The N&W LC-1 was a class of boxcab electric locomotives built by Baldwin-Westinghouse for the Norfolk and Western Railway. The locomotives were part of an electrification project undertaken by the N&W to improve traffic conditions on the Elkhorn grade in its Bluefield Division. Baldwin-Westinghouse delivered 12 twin-unit boxcabs in 1914–1915. N&W scrapped them in 1950 when it discontinued electric operations.

== Background ==

In the early twentieth century the Bluefield Division of the Norfolk and Western Railway featured a forbidding two percent average grade. Multiple 2-6-6-2 Class Z1 "Mallet" articulated steam locomotives labored hauling 3000 ST coal trains up and down the grade. Although most of the route was double track, it narrowed to a single track at the Elkhorn Tunnel, which was 3100 ft long and itself on a 2 1/2% grade. Steam-powered trains were limited to 6 mph in the tunnel, and delays were common.

== Design ==

The LC-1 were of the boxcab type and operated in a semi-permanent twin-unit configuration. The combined locomotive weighed 270-300 ST and was 105 ft 8 in long, making it both the largest and heaviest electric locomotive in the United States at the time of its introduction.

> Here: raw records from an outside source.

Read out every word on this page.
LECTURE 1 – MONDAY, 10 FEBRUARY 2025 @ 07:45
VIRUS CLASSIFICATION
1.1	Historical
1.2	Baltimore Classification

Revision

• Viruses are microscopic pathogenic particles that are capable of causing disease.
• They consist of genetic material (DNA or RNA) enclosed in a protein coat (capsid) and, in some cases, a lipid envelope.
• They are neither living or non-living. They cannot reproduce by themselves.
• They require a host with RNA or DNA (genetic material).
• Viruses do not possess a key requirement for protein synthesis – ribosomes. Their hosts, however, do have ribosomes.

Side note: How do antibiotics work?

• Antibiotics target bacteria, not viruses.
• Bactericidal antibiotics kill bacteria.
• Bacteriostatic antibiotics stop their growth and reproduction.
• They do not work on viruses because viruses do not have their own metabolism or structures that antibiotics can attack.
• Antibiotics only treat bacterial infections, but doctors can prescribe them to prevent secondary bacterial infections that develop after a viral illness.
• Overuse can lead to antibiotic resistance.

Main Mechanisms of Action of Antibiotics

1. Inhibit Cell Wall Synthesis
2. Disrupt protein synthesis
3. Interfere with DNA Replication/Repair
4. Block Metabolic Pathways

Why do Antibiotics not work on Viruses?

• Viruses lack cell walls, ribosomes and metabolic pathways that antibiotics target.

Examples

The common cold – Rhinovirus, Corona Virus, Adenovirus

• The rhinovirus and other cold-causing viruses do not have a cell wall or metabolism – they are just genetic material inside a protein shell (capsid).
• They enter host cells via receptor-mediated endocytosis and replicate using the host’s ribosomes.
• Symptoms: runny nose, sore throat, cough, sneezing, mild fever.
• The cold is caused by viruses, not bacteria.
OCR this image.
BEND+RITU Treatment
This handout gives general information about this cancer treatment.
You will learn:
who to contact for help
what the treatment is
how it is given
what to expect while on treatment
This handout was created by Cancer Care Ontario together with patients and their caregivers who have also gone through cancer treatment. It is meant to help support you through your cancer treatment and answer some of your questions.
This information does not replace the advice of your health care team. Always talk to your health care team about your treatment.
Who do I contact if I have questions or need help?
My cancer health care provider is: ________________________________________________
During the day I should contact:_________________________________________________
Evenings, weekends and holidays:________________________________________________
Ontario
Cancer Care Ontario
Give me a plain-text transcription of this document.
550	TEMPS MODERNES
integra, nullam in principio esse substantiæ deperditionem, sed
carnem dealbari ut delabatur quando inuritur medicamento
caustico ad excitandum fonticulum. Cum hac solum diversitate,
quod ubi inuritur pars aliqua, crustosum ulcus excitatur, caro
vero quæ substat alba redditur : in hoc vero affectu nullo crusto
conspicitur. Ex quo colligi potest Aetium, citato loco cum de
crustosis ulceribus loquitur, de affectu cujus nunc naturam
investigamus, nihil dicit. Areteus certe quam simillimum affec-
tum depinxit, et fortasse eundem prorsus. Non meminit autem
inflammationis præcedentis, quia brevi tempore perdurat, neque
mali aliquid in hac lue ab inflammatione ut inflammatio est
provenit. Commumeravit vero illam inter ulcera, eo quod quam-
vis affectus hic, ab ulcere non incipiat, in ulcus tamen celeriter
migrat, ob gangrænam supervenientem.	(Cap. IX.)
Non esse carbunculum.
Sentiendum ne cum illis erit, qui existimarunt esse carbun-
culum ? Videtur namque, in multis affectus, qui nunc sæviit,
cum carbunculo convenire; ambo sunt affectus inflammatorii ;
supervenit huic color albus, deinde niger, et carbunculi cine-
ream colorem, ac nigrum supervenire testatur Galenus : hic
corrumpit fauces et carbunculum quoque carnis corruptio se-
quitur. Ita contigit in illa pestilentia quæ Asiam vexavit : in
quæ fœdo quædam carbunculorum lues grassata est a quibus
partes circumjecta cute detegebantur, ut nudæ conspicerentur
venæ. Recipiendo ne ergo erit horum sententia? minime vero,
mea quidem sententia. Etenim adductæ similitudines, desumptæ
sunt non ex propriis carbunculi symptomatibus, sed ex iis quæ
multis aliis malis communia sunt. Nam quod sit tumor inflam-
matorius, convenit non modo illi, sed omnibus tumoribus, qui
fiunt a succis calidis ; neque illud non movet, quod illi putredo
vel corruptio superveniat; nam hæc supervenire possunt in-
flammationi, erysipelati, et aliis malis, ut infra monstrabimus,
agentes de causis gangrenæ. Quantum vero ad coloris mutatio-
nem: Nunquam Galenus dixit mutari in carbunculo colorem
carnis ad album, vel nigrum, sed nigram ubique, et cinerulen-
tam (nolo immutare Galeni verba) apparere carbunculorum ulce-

The LC-1 collected power from overhead lines via pantograph; an on-board transformer stepped the overhead single-phase 11 kV AC down to 750 V. This in turn powered a rotary phase converter, which converted the single phase current to three phase 750 V. The use of three-phase aboard the LC-1 was recommended by Gibbs & Hill, a New York firm who consulted with N&W on the electrification project. According to William D. Middleton, Gibbs & Hill believed that the "ruggedness and simplicity, high output, uniform torque, and adaptability" of three-phase made it a superior choice to single-phase AC or DC for the mountainous Elkhorn area.

== History ==
The effect of the electric operation was immediate and measurable. In June 1914 the electrified district handled 272 trains averaging 2896 ST of coal. Each train required three Class Z1 locomotives. In June 1915, with electric operation only partially implemented, this rose to 397 trains averaging 3054 ST, a 60 percent increase. In normal operation two LC-1 boxcabs could handle each train.

After World War II the N&W bypassed the existing Elkhorn Tunnel with a new tunnel twice as long as the original, double-tracked, and on a gentler 1.4% grade. These improvements eliminated the need for electrification. On the opening of the new tunnel on June 26, 1950, the N&W retired the LC-1s. None have been saved.